The Polish Workers Solidarity Committee has initiated a campaign in support of Robert Chechlacz and Tomek Lupanov, two young Poles condemned in September 1982 to 25 and 13 years of prison, respectively, for acts of resistance against the martial law regime.

Shortly after the proclamation of a state of war in Poland, the two men tried to form a clandestine resistance group in the belief that armed insurrection was approaching. They began by distributing tracts, and disarmed two soldiers with the intention of freeing Solidarnosc prisoners held in Bialoleka jail. In February 1982 they accidentally wounded a militiaman while attempting to take away his weapon. Although the authorities declared the militia sergeant out of danger the next day, he died five days later, and Chechlacz and Lupanov were charged in his death. The amnesty proclaimed by the government in July 1984 only decreased Tomek’s sentence by one year. A movement for their liberation exists in Poland, even among the prisoners of the Bialoleka jail. Support for Robert and Tomek in North America is being organized by the Polish Workers Solidarity Committee, P.O. Box 284, Main Station, St.

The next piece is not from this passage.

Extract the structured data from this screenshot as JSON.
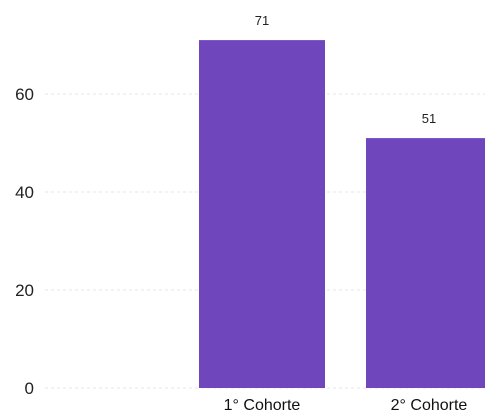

Catherines, Ontario L2R 6T7 Canada.

May 1986 will see the end result of two years of work by anarchists around Australia in the creation of the Australian Anarchist Centenary Celebrations to be held in Melbourne from May 1st to the 4th Conference organizers hope to illustrate the depth of anarchist ideas by holding this festival of film and culture and a forum for the development and exchange of ideas among the wide variety of people who identify themselves as anarchists.

While commemorating historical events such as May Day, the 50th anniversary of the Spanish revolution and the Haymarket Tragedy, the focus of the gathering is to be the relevance of anarchist ideas to our current lives and society.

The conference organizers are hoping to attract a large international attendance and you can reach them for further information at: AACCC, P.O. Box 20, Parkville, 3052, Melbourne, Australia.

Noel and Marie Murray, two anarchists framed for murdering a cop in Dublin in 1975 and sentenced to life imprisonment by the Irish state, have recently lost their case for conjugal rights in the Dublin court. (See FE Fall ’84)

Noel and Marie were married four months before their arrest and have spent the last few years incarcerated in Limerick Jail, Limerick, Ireland, able to see each other occasionally but not allowed their right to a family.

The Murrays now hope to take their case one step further on to a higher court and, if that fails, to the European Court of Human Rights.

Supporters wish to have their case widely publicized and urge others to write the Murrays, separately, at: Limerick Gaol, Limerick, Ireland.

The Twin Cities Anarchists have announced the opening of The Back Room Anarchist Center which is located at: 3200 Chicago Ave. S., Mpls, MN 55407.